You can also find breed-specific rescues if you’re interested in adopting. Lab and golden mixes are often available for adoption at your local shelter. If you adopt a mixed-breed dog, you can always use a dog DNA test (this one is a fan favorite) to get more insight into their unique heritage.
According to the AKC breed standard, Labrador retrievers come in three colors: chocolate, yellow, and black.
Golden retrievers, on the other hand, come in a variety of shades, ranging from a creamy blonde to an almost reddish hue.
Health issues that Golden retrievers and Labrador retrievers share:
- High cancer risk
- Hip dysplasia
- Ear infections
Health issues specific to Labrador retrievers:
- Entropion: an abnormality of the eyelids in which the eyelid rolls inward, irritating the cornea.
- Malformation of knees and elbows.
- Laryngeal paralysis: an illness affecting older labs that partially paralyzes the voice box, resulting in a muffled bark and difficulty breathing.
Health issues specific to Golden retrievers:
- Elbow dysplasia: similar to hip dysplasia, this is caused by abnormal growth in the elbow joint.
- Skin issues such as hot spots
Labradors and goldens are notorious shedders, so both breeds require regular grooming. Both breeds have double coats, and they go through two big sheds per year.
While labs have shorter hair and don’t need regular trimming, their double coat will still need routine maintenance.
Goldens sport those long luxurious coats, so you’ll need to regularly use an undercoat rake to prevent the hair from matting. They’ll also need regular trimming around their extra feathery areas such as the ears, neck, and tail.
Activity Level and Temperament
Bred as hunting companions, labs and goldens are members of the sporting dogs group. They were designed to be active with their human partners all day—swimming, running, and of course, retrieving game. This means that they’re best suited to an active lifestyle. They’re both ideal breeds if you enjoy jogging, walking, and exploring.
Both goldens and labs are highly intelligent dogs and excel in different roles, working as service dogs, guide dogs, and search and rescue dogs.
One thing to keep in mind if you’re considering adding a retriever to your family: these breeds are not particularly good guard dogs. While their friendly demeanor makes them exceptional family pets, it also makes them less of a threat to intruders.
Labs and goldens are family dogs to their core, and they want to spend time with their favorite people. They don’t do well when left to their own devices and will need a trusted pet sitter or dog walker to help out if you’re not available during the day.
So with all these similarities, how do you choose? Hopefully, this guide solves your debate between a Golden retriever vs. Labrador retriever.

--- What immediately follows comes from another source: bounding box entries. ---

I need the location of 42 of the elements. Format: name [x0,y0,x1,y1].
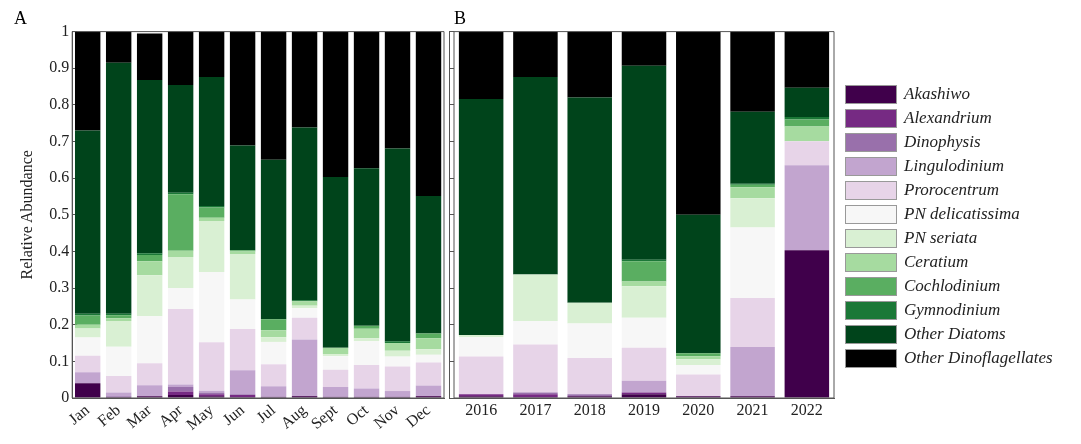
y-tick-label: 0 [61,388,70,406]
chart-title: A [14,7,27,28]
x-tick-label: Mar [122,400,155,431]
x-tick-label: 2022 [790,400,823,418]
y-tick-label: 1 [61,21,70,39]
x-tick-label: Jul [253,400,279,426]
x-tick-label: Feb [94,400,124,430]
legend-label: Other Diatoms [904,324,1006,344]
y-tick-label: 0.7 [49,131,70,149]
y-tick-label: 0.5 [49,205,70,222]
x-tick-label: Nov [370,400,403,432]
chart-title: B [454,7,467,28]
x-tick-label: Jun [219,400,248,429]
x-tick-label: Oct [342,400,372,429]
legend-label: Alexandrium [904,108,992,128]
x-tick-label: 2021 [736,400,769,418]
x-tick-label: 2017 [519,400,552,418]
x-tick-label: 2019 [628,400,660,418]
y-tick-label: 0.6 [49,168,70,186]
y-tick-label: 0.8 [49,95,70,113]
x-tick-label: 2016 [465,400,498,418]
y-tick-label: 0.1 [49,351,70,369]
y-tick-label: 0.2 [49,314,70,332]
legend-label: Ceratium [904,252,969,272]
legend-label: Akashiwo [904,84,971,104]
x-tick-label: 2020 [682,400,715,418]
legend-label: Dinophysis [904,132,981,152]
legend-label: Lingulodinium [904,156,1005,176]
legend-label: PN seriata [904,228,978,248]
x-tick-label: Aug [277,400,310,433]
x-tick-label: 2018 [573,400,606,418]
y-axis-title: Relative Abundance [17,150,35,280]
y-tick-label: 0.4 [49,241,70,259]
legend-label: Gymnodinium [904,300,1001,320]
y-tick-label: 0.3 [49,278,70,296]
legend-label: Cochlodinium [904,276,1001,296]
y-tick-label: 0.9 [49,58,70,76]
legend-label: PN delicatissima [904,204,1020,224]
x-tick-label: Dec [402,400,434,431]
legend-label: Other Dinoflagellates [904,348,1053,368]
legend-label: Prorocentrum [904,180,1000,200]
x-tick-label: Sept [307,400,342,433]
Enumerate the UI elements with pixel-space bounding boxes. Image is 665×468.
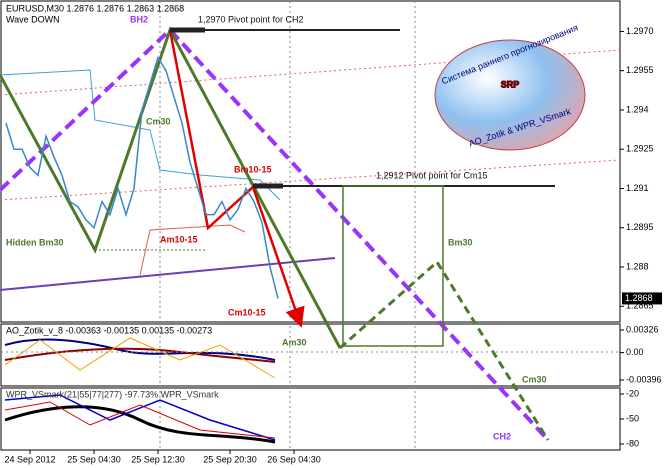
panel-title: WPR_VSmark(21|55|77|277) -97.73% WPR_VSm… [6, 389, 219, 399]
y-tick-label: -0.00396 [626, 374, 662, 384]
annotation: Bm30 [448, 237, 473, 247]
wave-ch2 [0, 27, 550, 442]
ao-panel [0, 323, 621, 387]
y-tick-label: 0.00 [626, 347, 644, 357]
y-tick-label: 1.291 [626, 183, 649, 193]
wpr-line [4, 405, 276, 444]
wave-m30-forecast [339, 259, 550, 441]
annotation: Hidden Bm30 [6, 237, 64, 247]
y-tick-label: 1.2955 [626, 65, 654, 75]
last-price-label: 1.2868 [625, 293, 653, 303]
y-tick-label: 1.2865 [626, 301, 654, 311]
last-price-box [622, 292, 662, 305]
annotation: CH2 [493, 431, 511, 441]
annotation: 1,2970 Pivot point for CH2 [198, 14, 304, 24]
main-panel [0, 0, 621, 323]
ao-line [4, 347, 276, 363]
annotation: Cm10-15 [228, 307, 266, 317]
logo-text: SRP [501, 79, 520, 89]
chart-subtitle: Wave DOWN [6, 14, 60, 24]
annotation: Am10-15 [160, 234, 198, 244]
annotation: Cm30 [146, 116, 171, 126]
y-tick-label: 0.00326 [626, 324, 659, 334]
annotation: BH2 [130, 14, 148, 24]
y-tick-label: 1.2970 [626, 26, 654, 36]
y-tick-label: 1.294 [626, 104, 649, 114]
annotation: Am30 [282, 337, 307, 347]
ao-line [4, 338, 276, 361]
price-line [5, 55, 279, 299]
y-tick-label: -20 [626, 388, 639, 398]
wave-m15 [168, 29, 305, 328]
logo [434, 39, 586, 151]
y-tick-label: -80 [626, 438, 639, 448]
ma-line [139, 224, 246, 276]
annotation: 1,2912 Pivot point for Cm15 [376, 170, 488, 180]
y-tick-label: 1.2895 [626, 222, 654, 232]
x-tick-label: 26 Sep 04:30 [267, 454, 321, 464]
panel-title: AO_Zotik_v_8 -0.00363 -0.00135 0.00135 -… [6, 325, 212, 335]
target-box [342, 185, 444, 347]
x-tick-label: 25 Sep 20:30 [203, 454, 257, 464]
annotation: Bm10-15 [234, 164, 272, 174]
wpr-line [4, 401, 276, 439]
x-tick-label: 24 Sep 2012 [4, 454, 55, 464]
y-tick-label: 1.2925 [626, 144, 654, 154]
y-tick-label: 1.288 [626, 261, 649, 271]
y-tick-label: -50 [626, 413, 639, 423]
wpr-line [4, 394, 276, 441]
ao-line [4, 337, 276, 379]
channel-upper [0, 49, 621, 96]
chart-title: EURUSD,M30 1.2876 1.2876 1.2863 1.2868 [6, 3, 184, 13]
annotation: Cm30 [522, 374, 547, 384]
x-tick-label: 25 Sep 12:30 [131, 454, 185, 464]
x-tick-label: 25 Sep 04:30 [67, 454, 121, 464]
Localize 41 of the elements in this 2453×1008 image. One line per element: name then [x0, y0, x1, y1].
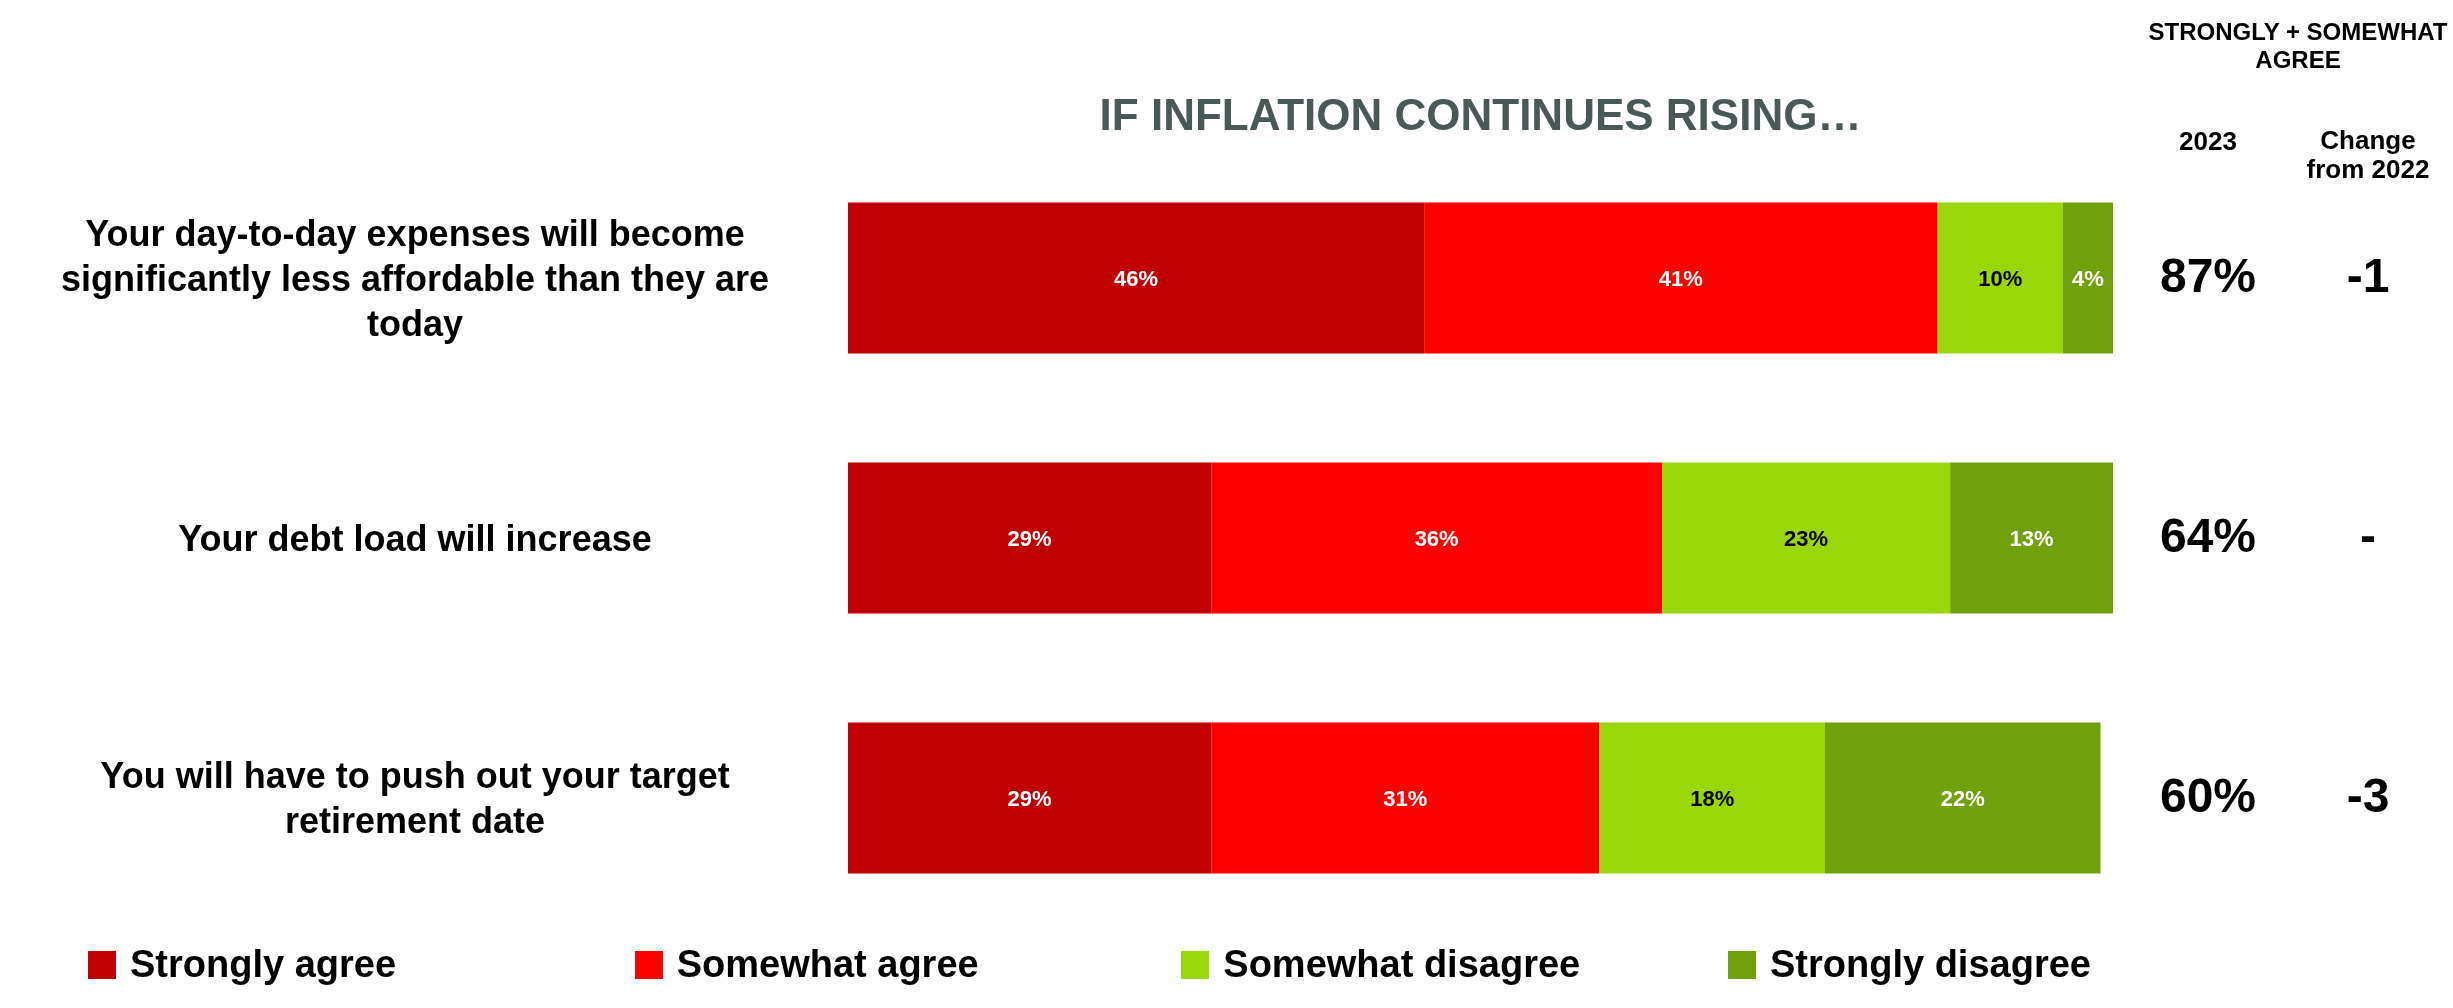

Another way to determine which breed is right for you is to spend some time with these awesome dogs. Since both breeds are so popular, it shouldn’t be too hard to find one at the dog park or a local meetup. Contacting breeders is also a great way to get some basic information about the temperament and the history of dogs in their line. Or, perhaps, volunteering at a breed-specific rescue could help make your decision.
No matter which breed you choose, you’ll be gaining a lovable family member. And nothing beats that.